The battle between Fred Upton (R-Mich.) and Joe Barton (R- Tex.) for the chairmanship of the House Energy & Commerce Committee has grabbed the headlines, but the campaign for ranking member of the Communications Subcommittee is kicking up some dust as well.
Bobby Rush (D-Ill.), one of the leading candidates, is getting pushback from one group over his stand on network neutrality.
James Rucker, executive director of ColorOfChange.org, has written House Speaker Nancy Pelosi to say he has "deep misgivings" about Rush given what he says is his "fierce" opposition to network neutrality.
Rucker characterizes his Internet-based group as a "community of more than 800,000 people working to strengthen Black America's politcal voice, 60,00 of which, he says, have "spoken up in support of strong of network neutrality rules." Rucker was formerly with Moveon.org, one of the first web-driven political action movements.
"As a member of the Energy and Commerce Committee since 1995, I have worked tirelessly and effectively on a vast number of issues," Rush said in a statement. "My position on those issues as well as my sources of contributions are a matter of public record, he said. "I will not allow the Silicon Valley funded Color of Change.Org group, which purports to "strengthen Black America's political voice" through the Internet, to call into question my integrity and honesty to lead the Subcommittee on Communications, Technology and the Internet as its Ranking Member."
"The notion that this Silicon Valley-controlled group should have the only word on what is in the best interests of people of color is foolish.
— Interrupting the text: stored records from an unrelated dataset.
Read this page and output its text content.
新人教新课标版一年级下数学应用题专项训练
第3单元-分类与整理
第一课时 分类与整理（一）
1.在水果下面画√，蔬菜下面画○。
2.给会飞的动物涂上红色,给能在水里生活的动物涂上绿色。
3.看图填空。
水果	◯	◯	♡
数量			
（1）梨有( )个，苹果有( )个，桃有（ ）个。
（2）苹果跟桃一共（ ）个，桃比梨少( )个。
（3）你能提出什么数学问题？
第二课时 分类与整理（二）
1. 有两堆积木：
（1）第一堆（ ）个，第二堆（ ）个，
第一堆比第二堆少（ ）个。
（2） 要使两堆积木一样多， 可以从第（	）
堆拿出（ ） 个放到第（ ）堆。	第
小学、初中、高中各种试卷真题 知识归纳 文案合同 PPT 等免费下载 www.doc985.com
When an organization rents a Silicon Valley glass house, they ought to be careful about throwing stones."
"Congressman Rush's baseless attack on ColorOfChange is a weak attempt to distract the public from the fact that he has reliably and consistently championed telecom industry profits over the interests of everyday Americans," Rucker reposnded. "Regardless of what the Congressman's record is on other issues, his practically unrestricted support for the Comcast-NBCU merger, his support for the COPE Act and his long record of advocacy against a free and open Internet all point to one fact: in the realm of telecommunications, Congressman Rush can't be counted on to fight hard for regular folks when the chips are down.
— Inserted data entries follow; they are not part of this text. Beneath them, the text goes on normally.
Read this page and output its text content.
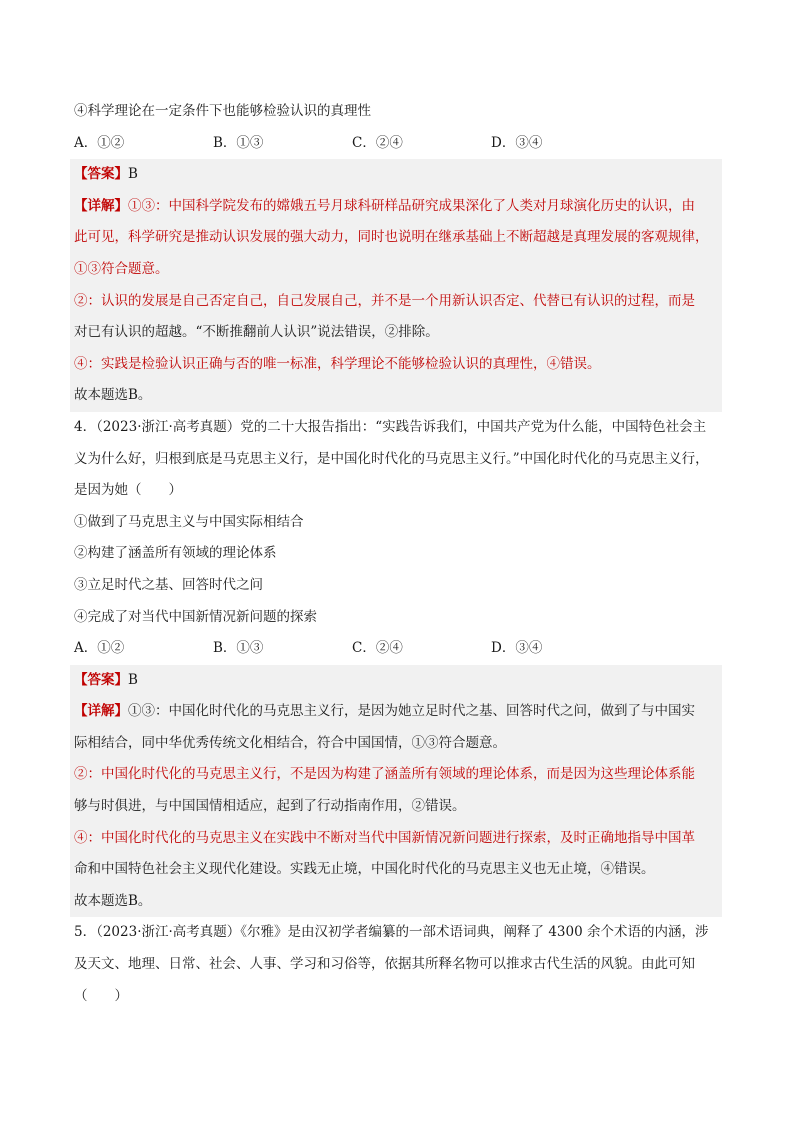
④科学理论在一定条件下也能够检验认识的真理性
A．①②	B．①③	C．②④	D．③④
【答案】B
【详解】①③：中国科学院发布的嫦娥五号月球科研样品研究成果深化了人类对月球演化历史的认识，由
此可见，科学研究是推动认识发展的强大动力，同时也说明在继承基础上不断超越是真理发展的客观规律，
①③符合题意。
②：认识的发展是自己否定自己，自己发展自己，并不是一个用新认识否定、代替已有认识的过程，而是
对已有认识的超越。“不断推翻前人认识”说法错误，②排除。
④：实践是检验认识正确与否的唯一标准，科学理论不能够检验认识的真理性，④错误。
故本题选B。
4．（2023·浙江·高考真题）党的二十大报告指出：“实践告诉我们，中国共产党为什么能，中国特色社会主
义为什么好，归根到底是马克思主义行，是中国化时代化的马克思主义行。”中国化时代化的马克思主义行，
是因为她（　　）
①做到了马克思主义与中国实际相结合
②构建了涵盖所有领域的理论体系
③立足时代之基、回答时代之问
④完成了对当代中国新情况新问题的探索
A．①②	B．①③	C．②④	D．③④
【答案】B
【详解】①③：中国化时代化的马克思主义行，是因为她立足时代之基、回答时代之问，做到了与中国实
际相结合，同中华优秀传统文化相结合，符合中国国情，①③符合题意。
②：中国化时代化的马克思主义行，不是因为构建了涵盖所有领域的理论体系，而是因为这些理论体系能
够与时俱进，与中国国情相适应，起到了行动指南作用，②错误。
④：中国化时代化的马克思主义在实践中不断对当代中国新情况新问题进行探索，及时正确地指导中国革
命和中国特色社会主义现代化建设。实践无止境，中国化时代化的马克思主义也无止境，④错误。
故本题选B。
5．（2023·浙江·高考真题）《尔雅》是由汉初学者编纂的一部术语词典，阐释了 4300 余个术语的内涵，涉
及天文、地理、日常、社会、人事、学习和习俗等，依据其所释名物可以推求古代生活的风貌。由此可知
（　　）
Congressman Rush doesn't dispute any of our letter's claims because he can't. Instead, he tries to smear us as "Silicon Valley controlled" - a laughable claim given our highly visible and highly successful campaign against Google just a few months ago. ColorOfChange stands on our record of advocacy, no matter who is on the other side. That's a quality we need in the subcommittee's Democratic leadership - and it's a quality Congressman Rush has failed to demonstrate."
The FCC is currently deciding how to expand and codify its network neutrality guidelines so that they pass legal muster.